Il est important de noter que certains facteurs de stress, même s’ils ne touchent qu’une minorité de salariés, sont une source importante de stress chez ceux qui y sont exposés. C’est le cas du « manque de soutien moral au travail » (33% des salariés), le fait que « mon travail ne me fait pas sentir utile ni ne me donne une bonne image de moi » (29%) ou encore « une mauvaise ambiance au travail » (27%). Les difficultés relationnelles concernent un nombre limité de salariés. Ainsi 15% ont une « mauvaise relation avec leurs supérieurs » et 18% ont des « contacts non satisfaisants avec les gens ». Ces situations sont donc moins fréquentes mais aussi moins source de stress que d’autres facteurs de risques psychosociaux. A une double exception cependant. « Etre en contact avec des gens impolis » et « avoir des personnes au travail qui prennent plaisir à me faire souffrir » sont des situations qui ne touchent que respectivement 21% et 14% des salariés, mais leur capacité à générer un fort stress est considérable.

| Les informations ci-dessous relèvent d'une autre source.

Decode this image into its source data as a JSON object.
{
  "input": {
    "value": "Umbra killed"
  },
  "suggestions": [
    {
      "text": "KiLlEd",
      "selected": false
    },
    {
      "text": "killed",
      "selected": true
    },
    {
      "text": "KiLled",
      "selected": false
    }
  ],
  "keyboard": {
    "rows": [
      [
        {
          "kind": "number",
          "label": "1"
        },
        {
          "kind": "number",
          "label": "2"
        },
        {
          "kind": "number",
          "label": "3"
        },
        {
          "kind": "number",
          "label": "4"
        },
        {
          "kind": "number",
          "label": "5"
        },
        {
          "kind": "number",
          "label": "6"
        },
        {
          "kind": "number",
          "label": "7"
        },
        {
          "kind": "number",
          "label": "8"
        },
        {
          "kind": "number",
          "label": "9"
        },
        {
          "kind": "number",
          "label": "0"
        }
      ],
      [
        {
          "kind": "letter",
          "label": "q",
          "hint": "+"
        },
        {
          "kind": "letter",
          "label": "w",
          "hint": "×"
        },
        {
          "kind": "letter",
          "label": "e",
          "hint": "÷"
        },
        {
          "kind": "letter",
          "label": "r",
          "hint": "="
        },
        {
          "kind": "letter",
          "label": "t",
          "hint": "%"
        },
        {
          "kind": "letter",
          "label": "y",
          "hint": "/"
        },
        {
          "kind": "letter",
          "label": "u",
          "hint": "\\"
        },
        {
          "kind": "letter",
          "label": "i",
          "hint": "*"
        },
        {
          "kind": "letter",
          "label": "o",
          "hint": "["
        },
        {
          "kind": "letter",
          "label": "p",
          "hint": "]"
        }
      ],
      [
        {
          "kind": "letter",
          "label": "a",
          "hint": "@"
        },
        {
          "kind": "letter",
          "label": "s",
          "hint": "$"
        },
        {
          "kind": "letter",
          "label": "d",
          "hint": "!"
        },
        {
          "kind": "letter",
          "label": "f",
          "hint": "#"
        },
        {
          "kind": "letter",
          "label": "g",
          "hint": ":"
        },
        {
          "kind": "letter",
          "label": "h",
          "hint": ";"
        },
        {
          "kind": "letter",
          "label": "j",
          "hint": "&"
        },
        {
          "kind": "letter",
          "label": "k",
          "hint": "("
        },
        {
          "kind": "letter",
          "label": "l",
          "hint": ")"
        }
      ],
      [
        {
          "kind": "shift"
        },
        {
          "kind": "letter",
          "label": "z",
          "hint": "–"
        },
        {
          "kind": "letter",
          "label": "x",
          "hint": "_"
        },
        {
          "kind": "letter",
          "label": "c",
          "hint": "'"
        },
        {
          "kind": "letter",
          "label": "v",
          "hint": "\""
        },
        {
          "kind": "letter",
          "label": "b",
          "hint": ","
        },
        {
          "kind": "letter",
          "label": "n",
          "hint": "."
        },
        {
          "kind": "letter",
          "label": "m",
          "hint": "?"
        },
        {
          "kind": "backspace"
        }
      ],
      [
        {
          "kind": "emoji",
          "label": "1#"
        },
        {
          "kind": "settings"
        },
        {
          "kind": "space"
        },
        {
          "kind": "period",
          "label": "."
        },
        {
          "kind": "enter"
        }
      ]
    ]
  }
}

Il apparaît aussi quelques différences entre les salariés avec ou sans responsabilités d’encadrement. Ces derniers sont plus exposés à « des tâches monotones et répétitives », au « manque de participation », et à « l’absence de visibilité sur les possibilités d’évolution professionnelle ». Les salariés avec responsabilités d’encadrement sont eux plus concernés par « le manque de temps », « avoir à traiter des informations complexes et nombreuses », et « des horaires de travail contraignants ». On constate donc que, même si les sources de stress ne sont pas tout à fait identiques pour ces deux catégories de salariés, les niveaux de stress, comme indiqués précédemment sont pourtant semblables.